Lily melihat siapa yang ia tabrak Lily melotot tak percaya orang yang ia tabrak adalah bosnya sendiri.
" Ngapain kamu melotot ke saya bukannya minta maaf tapi malah melotot" tegur Taufan.
" Hemm bapak Taufan yang terhormat saya minta maaf atas sebesar besarnya ya" ucapnya sambol tersenyum manis.
" Hem oke kamu ngapain kesini kamu ngikutin saya" tanya Taufan.
" Iddih ogah sapa yang ngikutin bapak mungkin bapak yang ngikutin saya" bela Lily.
" kayak kagak ada kerjaan saya ngikutin kamu " ujar Taufan sambil memasukkan kedua tangannya ke dalam saku celananya.
" Ya sama lah pak mles ngikutin bapak " ujar Lily sambil memutar bola matanya.
" Ngaku aja kamu sebenarnya kamu nge fanss ke saya kan" ujar Taufan sambil memainkan salah satu alisnya.
" Cih selera saya bukan anda mungkin yang nge fanns ama bapak tuh kodok di sungai" ujar Lily yang mulai malas meladeni bosnya.
"Enak saja kamu masa kodok" ujar Taufan tak terima.
"Serah bapak saya masih ada urusan" ujar Lily yang teringat akan ponselnya di mobil.
Lily segera berbalik arah dan melangkahkan kakinya menjauhi bosnya tersebut.
" Heh kamu mau kemana urusan kita belum selesai" teriak Taufan Lily hanya memblasnya dengan mengangkat jempolnya.
Lily segera ke berjalan ke mobilnya untuk memgambil handphonenya.
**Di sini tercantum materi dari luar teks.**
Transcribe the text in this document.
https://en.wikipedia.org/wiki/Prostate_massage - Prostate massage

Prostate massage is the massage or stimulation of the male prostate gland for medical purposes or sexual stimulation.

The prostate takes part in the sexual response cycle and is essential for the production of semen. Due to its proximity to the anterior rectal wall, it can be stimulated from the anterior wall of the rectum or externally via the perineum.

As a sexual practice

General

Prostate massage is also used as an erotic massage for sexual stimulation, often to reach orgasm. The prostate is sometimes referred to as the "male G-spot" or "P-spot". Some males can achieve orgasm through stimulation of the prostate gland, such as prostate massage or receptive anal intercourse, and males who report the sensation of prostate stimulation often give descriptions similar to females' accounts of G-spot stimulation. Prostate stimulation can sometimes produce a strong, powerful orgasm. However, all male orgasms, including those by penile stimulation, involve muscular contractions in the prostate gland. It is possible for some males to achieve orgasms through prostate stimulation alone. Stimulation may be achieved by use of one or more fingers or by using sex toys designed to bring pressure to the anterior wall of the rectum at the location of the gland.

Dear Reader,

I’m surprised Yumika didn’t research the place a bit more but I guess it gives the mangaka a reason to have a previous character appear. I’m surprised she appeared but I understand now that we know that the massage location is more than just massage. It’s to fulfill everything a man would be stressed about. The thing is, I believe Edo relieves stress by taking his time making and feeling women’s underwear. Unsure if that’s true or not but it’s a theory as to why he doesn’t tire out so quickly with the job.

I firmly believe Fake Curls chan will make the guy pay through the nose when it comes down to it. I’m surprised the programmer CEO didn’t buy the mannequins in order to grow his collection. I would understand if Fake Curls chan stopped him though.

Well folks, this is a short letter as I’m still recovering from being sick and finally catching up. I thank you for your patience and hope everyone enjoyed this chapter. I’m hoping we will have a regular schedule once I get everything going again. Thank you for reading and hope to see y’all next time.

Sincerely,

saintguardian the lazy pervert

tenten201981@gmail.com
Sesudah sampai di mobil Lily segera mengambil handphonnenya ketika ia ingin melangkahkan kakinya untuk masuk ke dalam caffe namun terhenti ada seseorang yang menyapanya.
"Hay kamu Lily kan" sapa orang tersebut namun Lily tak mengenal siapa yang menyapanya.
" Hemm iya maaf anda siapa" tanya Lily.
" Oke kenalkan aku Daffa dari divisi x" sambil menjulurkan tangannya.
" Lyra biasa di panggil Lily" Lily membalas jabatan tangannya.
"Oya kita ngopi bareng yuk di dalam" ajak Daffa.
"Maaf saya gak bisa saya ada janji sama teman" tolak Lily dengan sopan.
"Kekasihmu" tanya Daffa memberanikan dirinya.
"Bukan saya gak punya kekasih" jelas Lily.
"Cih kepo amet ni orang" gumam Lily.
" Temen" ujar Lily singkat.
" Oh boleh aku minta nomor telfonmu" tanya Daffa lagi.
" Emm boleh sini handphonemu" pinta Lily.
Daffa segera mengambil handphonenya dan memberikannya ke Lily. Lily menerimanya dan mengetikkan nomor handphonnenya ke handphone daffa dan langsung memberikannya ke daffa. Daffa segera menerimannya Daffa segera memanggil nomor tesebut dan hp Lily bergetar.
Drttt....Drtt....Drttt....
" Terima kasih" ucap Daffa.
"Sama sama saya duluan" ucapnya sambil berlalu pergi meninggalkan Daffa yang masih mematung.
Daffa melihat Lily berjalan terus masuk ke dalam cffe hingga bayangannya tak terlihat lagi.
"Oke gw bisa dapetin lu" gumamnya.
Sesampainya Lily ke ruangan yang ia tuju Lily segera duduk.
"Hayy gaes kesayangannya aku" sapa Lily.
"Hay Lily sayang" sapa Joddi.
"Hayy Lily sayang" sapa Cherry.
"Lama amet Ly nyampek sini" tanya Joddi.
"Mungkin Lily nyasar" sahut Cherry yq mengundang gelak tawa.
"Hilih gw bukan anak kecil ya, gw gak nyasar tapi ada insiden" ujar Lily.
" What insiden apaan" tanya Cherry yang mulai kepo.
"Wah mis kepo sudah beraksi nih" ledek Joddi diringi gelak tawa
"Hihi diem deh lu Jod" ujar Cherry sambil menatap sinis.
" Emm gw tadi ketemu ama si boss dan daffa di luar" ujar Lily.